Lübnan'a yapılan saldırının bu ülkenin, ikinci bir Gazze haline getirilmeye çalışıldığını gösterdiğini vurgulayan Çelik, başta Birleşmiş Milletler (BM) olmak üzere uluslararası kuruluşların tamamının yaşanan bu süreci izlediğine dikkati çekti.

Çelik, bugüne kadar BM Güvenlik Konseyi'nden İsrail ile ilgili çıkması gereken kararların hiçbirinin çıkmadığını belirterek, siyonist işgalcilerin uluslararası hukuku, BM Güvenlik Konseyini işgal etme teşebbüsünün sürdüğünü, uluslararası ceza mahkemesinin susturulmaya, iş yapamaz hale getirilmeye çalışıldığını söyledi.

"SAVAŞ GEMİSİ GÖNDERMEK YERİNE DİPLOMASİ YAPILSAYDI ULUSLARARASI SİSTEM AŞAĞILANMAMIŞ OLACAKTI."

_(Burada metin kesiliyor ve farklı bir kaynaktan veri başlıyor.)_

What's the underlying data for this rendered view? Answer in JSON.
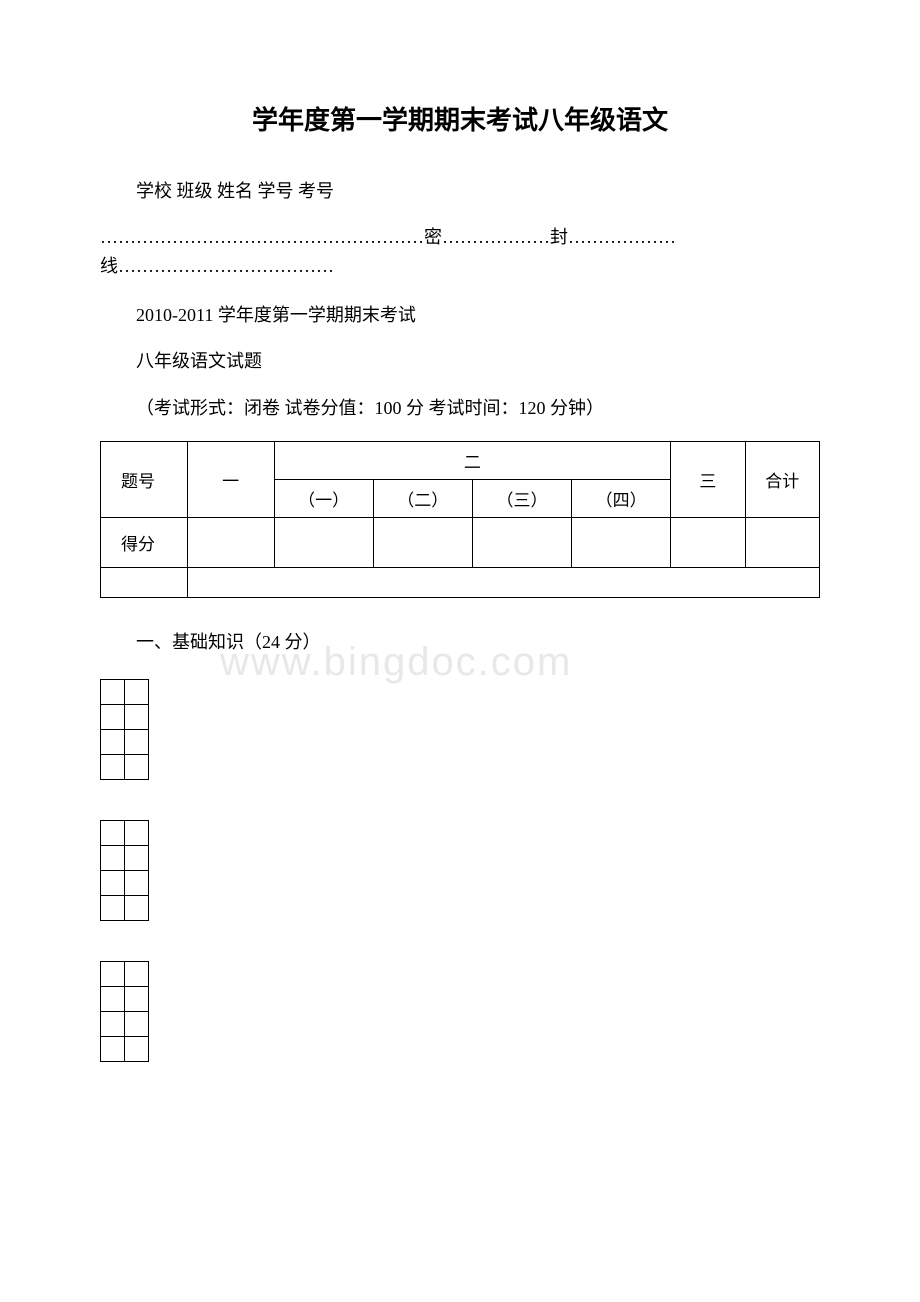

Birçok devletin Akdeniz'e İsrail'i savunmak üzere savaş gemisi gönderdiğini dile getiren Çelik, "Oraya gönderilen savaş gemisi ile gösterilen efor yerine diplomasi ve İsrail'in bu siyonist işgalciliğini engelleyecek adımlara bu enerji harcansaydı, şimdiye kadar bu kadar insan ölmemiş olacaktı. Ve bu kadar uluslararası sistemin aşağılandığı bir tablo ortaya çıkmamış olacaktı." diye konuştu.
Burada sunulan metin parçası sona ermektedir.